[Brasil, Religião e Poder]

Atos antidemocráticos revelam clima hostil e delirante no Brasil

| 9 Nov 2022

Manifestantes pró-Bolsonaro reunidos em frente ao quartel general do Exército em Brasília. Foto © Valter Campanato/Agência Brasil.

 

Após a vitória de Luiz Inácio Lula da Silva, Presidente eleito no Brasil, observamos o meio evangélico reagir de maneira adversa; líderes pentecostais como Silas Malafaia e Edir Macedo declararam respeito ao resultado das urnas e abertura ao Governo Lula. Já o líder da bancada evangélica, Sóstenes Cavalcante, que é pastor na Assembleia Vitória em Cristo, a mesma igreja de Silas Malafaia, não está disposto ao diálogo, reforçando sua oposição ao Governo. Os pastores presbiterianos Ludgero Bonilha de Morais e Ageu Magalhães participaram e mobilizaram fiéis para atos antidemocráticos contestando o resultado das urnas, na última quarta-feira, dia 2. O clima após a eleição segue, portanto, polarizado. Mas não apenas. Os inúmeros atos antidemocráticos por todo o país com, inclusive, pedidos para intervenção militar, revelam um clima político-social mais hostil e delirante.

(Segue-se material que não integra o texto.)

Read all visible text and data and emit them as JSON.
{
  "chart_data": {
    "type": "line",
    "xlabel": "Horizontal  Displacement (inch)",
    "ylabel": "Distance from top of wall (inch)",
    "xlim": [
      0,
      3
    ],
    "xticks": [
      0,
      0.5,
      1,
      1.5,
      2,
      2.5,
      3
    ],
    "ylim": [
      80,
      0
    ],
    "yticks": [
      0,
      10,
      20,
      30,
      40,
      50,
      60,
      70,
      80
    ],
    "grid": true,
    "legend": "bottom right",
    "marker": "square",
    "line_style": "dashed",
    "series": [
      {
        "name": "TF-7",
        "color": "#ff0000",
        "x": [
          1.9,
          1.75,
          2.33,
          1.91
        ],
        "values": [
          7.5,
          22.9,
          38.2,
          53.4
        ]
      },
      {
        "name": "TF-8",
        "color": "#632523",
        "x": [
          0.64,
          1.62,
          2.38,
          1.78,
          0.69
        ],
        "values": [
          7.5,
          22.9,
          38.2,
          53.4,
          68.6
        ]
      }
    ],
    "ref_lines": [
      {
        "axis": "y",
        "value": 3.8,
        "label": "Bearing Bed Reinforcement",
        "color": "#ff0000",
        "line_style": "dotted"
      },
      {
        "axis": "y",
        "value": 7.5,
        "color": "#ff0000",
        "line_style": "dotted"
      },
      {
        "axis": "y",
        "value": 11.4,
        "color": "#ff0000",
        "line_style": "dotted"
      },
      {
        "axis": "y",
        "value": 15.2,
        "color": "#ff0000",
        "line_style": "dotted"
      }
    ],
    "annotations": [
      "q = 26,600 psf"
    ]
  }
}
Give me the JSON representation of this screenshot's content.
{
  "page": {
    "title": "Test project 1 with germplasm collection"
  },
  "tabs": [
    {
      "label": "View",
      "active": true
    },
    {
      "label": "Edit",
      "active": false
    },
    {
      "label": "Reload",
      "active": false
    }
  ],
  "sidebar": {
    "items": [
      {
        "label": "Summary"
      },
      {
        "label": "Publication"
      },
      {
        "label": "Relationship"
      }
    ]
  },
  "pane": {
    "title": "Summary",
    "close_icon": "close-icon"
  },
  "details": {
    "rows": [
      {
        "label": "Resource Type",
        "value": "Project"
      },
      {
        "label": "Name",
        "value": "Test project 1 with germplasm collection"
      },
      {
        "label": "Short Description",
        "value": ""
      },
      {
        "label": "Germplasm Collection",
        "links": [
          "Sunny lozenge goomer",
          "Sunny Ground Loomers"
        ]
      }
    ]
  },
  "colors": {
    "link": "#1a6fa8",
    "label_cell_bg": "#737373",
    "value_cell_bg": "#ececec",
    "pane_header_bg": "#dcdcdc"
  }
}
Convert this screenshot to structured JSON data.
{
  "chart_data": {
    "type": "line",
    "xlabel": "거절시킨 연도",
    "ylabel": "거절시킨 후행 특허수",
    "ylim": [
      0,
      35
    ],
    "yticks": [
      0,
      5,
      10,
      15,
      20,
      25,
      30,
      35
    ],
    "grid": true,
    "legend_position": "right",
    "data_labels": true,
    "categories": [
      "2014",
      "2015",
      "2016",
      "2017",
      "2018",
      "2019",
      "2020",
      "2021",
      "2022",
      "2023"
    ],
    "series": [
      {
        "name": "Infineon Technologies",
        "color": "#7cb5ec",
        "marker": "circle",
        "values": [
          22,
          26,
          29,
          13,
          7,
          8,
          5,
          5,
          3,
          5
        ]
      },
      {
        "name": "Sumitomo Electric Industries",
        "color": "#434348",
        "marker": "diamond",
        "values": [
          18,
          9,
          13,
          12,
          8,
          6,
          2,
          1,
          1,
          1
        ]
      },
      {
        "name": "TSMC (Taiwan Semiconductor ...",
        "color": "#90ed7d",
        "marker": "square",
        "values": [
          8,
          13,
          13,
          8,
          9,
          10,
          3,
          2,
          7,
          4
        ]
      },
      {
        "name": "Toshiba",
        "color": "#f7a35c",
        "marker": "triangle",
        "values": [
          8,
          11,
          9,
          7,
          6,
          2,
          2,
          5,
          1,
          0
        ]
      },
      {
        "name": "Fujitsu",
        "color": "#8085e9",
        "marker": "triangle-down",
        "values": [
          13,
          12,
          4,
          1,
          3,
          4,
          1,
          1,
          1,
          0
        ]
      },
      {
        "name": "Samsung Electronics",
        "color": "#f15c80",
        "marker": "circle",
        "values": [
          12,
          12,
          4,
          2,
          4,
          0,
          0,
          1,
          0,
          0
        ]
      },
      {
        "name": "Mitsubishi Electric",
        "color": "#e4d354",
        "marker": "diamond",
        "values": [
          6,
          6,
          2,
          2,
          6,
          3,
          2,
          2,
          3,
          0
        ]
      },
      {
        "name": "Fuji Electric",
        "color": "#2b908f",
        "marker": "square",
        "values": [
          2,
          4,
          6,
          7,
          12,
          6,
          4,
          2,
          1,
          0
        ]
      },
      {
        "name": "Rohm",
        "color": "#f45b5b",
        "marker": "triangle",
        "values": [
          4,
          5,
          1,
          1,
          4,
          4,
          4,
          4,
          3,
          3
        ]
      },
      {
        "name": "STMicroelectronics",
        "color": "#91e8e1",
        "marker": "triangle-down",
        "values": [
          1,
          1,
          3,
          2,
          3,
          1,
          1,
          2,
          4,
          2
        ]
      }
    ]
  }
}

Tais iniciativas se configuram como antidemocráticas por contestarem a veracidade dos resultados da eleição com base em especulações amplamente divulgadas nas mídias sociais. Especulações porque não há provas ou, ao menos, indícios de fraude eleitoral. O canal argentino La Derecha Diário, ligado ao filho do atual presidente, Eduardo Bolsonaro, foi um dos responsáveis por suscitar a desconfiança dos eleitores de Bolsonaro ao divulgar um dossiê falso acerca das auditorias das urnas eletrônicas. As informações apresentadas no dossiê foram desmentidas pelo Tribunal Superior Eleitoral (TSE). Contudo, desmentir informações falsas e contestá-las com provas, não é suficiente para fazer implodir a bolha bolsonarista, onde há uma profunda desconfiança das instituições democráticas e onde avança o descrédito pela imprensa.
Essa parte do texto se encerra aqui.